YOUR REVOCATION OF CONSENT IS IMPORTANT. PLEASE INDICATE YOUR SUPPORT FOR THE
BOARD OF DIRECTORS BY MARKING, SIGNING, DATING AND MAILING THIS CARD TODAY IN
THE ENCLOSED ENVELOPE. IF NOT OTHERWISE MARKED, THIS REVOCATION OF CONSENT
REVOKES ALL PREVIOUS CONSENTS.

1.   Removal of the following incumbent directors of the Company: Eugene J.
     Mora, George A. Rogers and Ben L. Spinelli.

     [_] REVOKE CONSENT (EXCEPT AS MARKED TO THE CONTRARY)    [_] ABSTAIN
     [_] DO NOT REVOKE CONSENT

(Instruction: to withhold revocation of consent as to any individual director,
write that director's name on the following line.)

          -----------------------------------------------------------

2.   Election of the following three nominees of Stockbridge Investment
     Partners, Inc. to fill the three newly created vacancies: Thomas M. Clarke,
     Lawrence B. Cummings and Stanley J. Evans.

     [_] REVOKE CONSENT (EXCEPT AS MARKED TO THE CONTRARY)   [_] ABSTAIN
     [_] DO NOT REVOKE CONSENT

(Instruction: to withhold revocation of consent as to any individual nominee,
write that nominee's name on the following line.)

          -----------------------------------------------------------

                                   Dated:                               , 1995
                                          ------------------------------

                                   -------------------------------------------
                                                    (Signature)

                                   -------------------------------------------
                                            (Signature if jointly held)
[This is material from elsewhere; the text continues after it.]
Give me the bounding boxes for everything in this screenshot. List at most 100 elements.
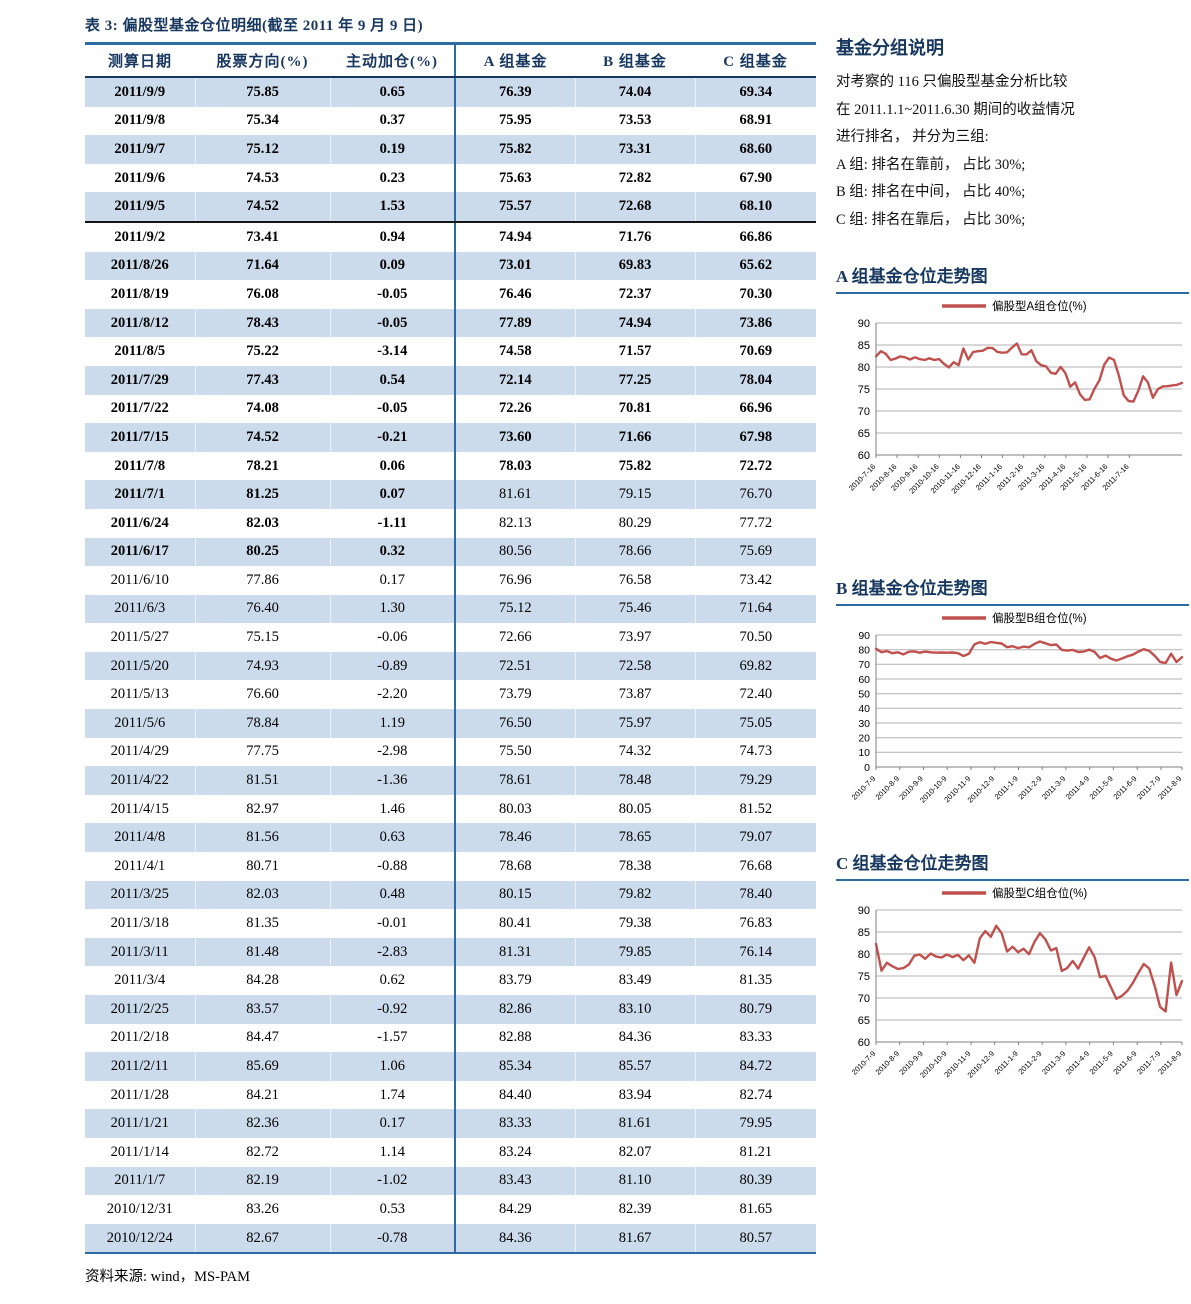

                                   Title:
                                         -------------------------------------
                                   Please sign exactly as name appears hereon.
                                   When shares are held by joint tenants, both
                                   should sign. When signing as an attorney,
                                   executor, administrator, trustee or guardian,
                                   give full title as such. If a corporation,
                                   sign in full corporate name by president or
                                   other authorized officer. If a partnership,
                                   sign in partnership name by authorized
                                   person.

PLEASE MARK, SIGN, DATE AND MAIL PROMPTLY IN THE POSTAGE-PAID ENVELOPE ENCLOSED.